Obróciłem się i już chciałem spieprzyć do mojej starej kanapy i gburowatego kota, kiedy usłyszałem głośny huk, po czym brama zaczęła się powoli otwierać. No i byłem w dupie, nie mogłem uciec, gdy już mi otworzyli. Warknąłem pod nosem i zebrałem wszystkie moje pokłady odwagi. Przytuliłem do siebie skórzaną, rudą torbę i dziarskim krokiem ruszyłem do drzwi, starając się za bardzo nie rozglądać no boki. Po paru minutach chodu po wybrukowanej ścieżce, dotarłem do wielkich, drewnianych drzwi. Podniosłem drżącą ze stresu dłoń, by zapukać, ale w tym samym drzwi się uchyliły, a w nich stanął bardzo blady, niski mężczyzna o fioletowych włosach i tak ponurym oraz poważnym wyrazie twarzy, że przeszły mnie ciarki od samego spojrzenia. Na dodatek gość był ubrany jakoś dziwnie, jak jakiś arystokrata z XIX wieku. Poczułem gulę w gardle, ale nie mogłem się teraz wycofać.

- Witam, panie Jeonie! Nazywam się Kim Taehyung i...

- Nazywam się Min Yoongi. Pan Jeon to mój pan. Czy przyszedł pan do mojego pana? – gość miał dokładnie taki sam głos, jak i wygląd. Poważny z nutką czegoś strasznego.
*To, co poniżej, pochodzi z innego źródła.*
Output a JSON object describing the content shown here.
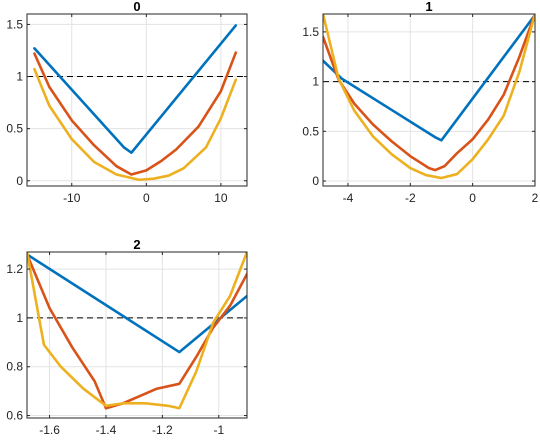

Zadrżałem, a potem powoli zastanowiłem się nad odpowiedzią, gdyż samo pytanie brzmiało dziwnie. Czyli ten gość miał swoich sługusów, ta? W co ja się wkopałem...

- Em, tak. Dokładnie. Chciałbym się spotkać z panem Jeonem.

- Nie przypominam sobie, żeby był pan umówiony. – powiedział powoli, a ja coraz bardziej wychodziłem z przekonania, że klęczenie przed szefem wcale nie jest takim wielkim upokorzeniem.

- Tak, nie byłem. Zapomniałem o tym, przepraszam. Mam bardzo ważną sprawę do pana Jeona, odnośnie ubezpieczenia tego.... Kreatywnie wykończonego domu. Czy mógłbym mu zająć chwilkę? – spytałem uprzejmie, szukając choć kropelki jakiejś ekspresji na twarzy rozmówcy. Nic z tego, on nawet nie mrugał.

- Nie. – odpowiedział krótko, a ja naprawdę nie mogłem uwierzyć w tak wielką bezczelność. Jak to ''nie''?!

- Nie?

- Nie. Nie umówił się pan wcześniej. Proszę zadzwonić dzisiaj i ustalimy wtedy termin spotkania. Do widzenia. – Mężczyzna już zabierał się za zamykanie drzwi, ale ja po prostu nie mogłem odpuścić, skoro byłem już tak daleko! No po prostu nie!

- Błagam, proszę, od tego bardzo wiele zależy!

- Proszę pana...- Fioletowłosy nie zdążył skończyć, bo ktoś wszedł mu bezczelnie w zdanie, najbardziej głębokim i seksownym głosem jaki w życiu słyszałem.

- Yooongi, z kim ty rozmawiasz?

Mężczyzna obrócił głowę w stronę, z której dobywał głos, po czym lekko się ukłonił.

- Panie Jeon, jakiś agent ubezpieczeniowy chce się z panem widzieć, ale nie był umówiony. – Może się przesłyszałem, ale ton pana Mina się zmienił. Była to może mikronutka zmiany, ale wręcz poczułem jego uległość względem pana Jeona. Sam się spiąłem, bo zaraz miałem go w końcu zobaczyć! A przynajmniej miałem taką nadzieję.

- Ja to załatwię. – powiedział, a potem lekko popchnął ramię chłopaka, by ten się odsunął, a sam zajął jego miejsce i na mnie spojrzał.

I wiecie co? Nawet słowa „kurwa", dla bardziej kulturalnych „Kosmos" czy „ojejuniu" nie oddałoby tego, co wtedy poczułem.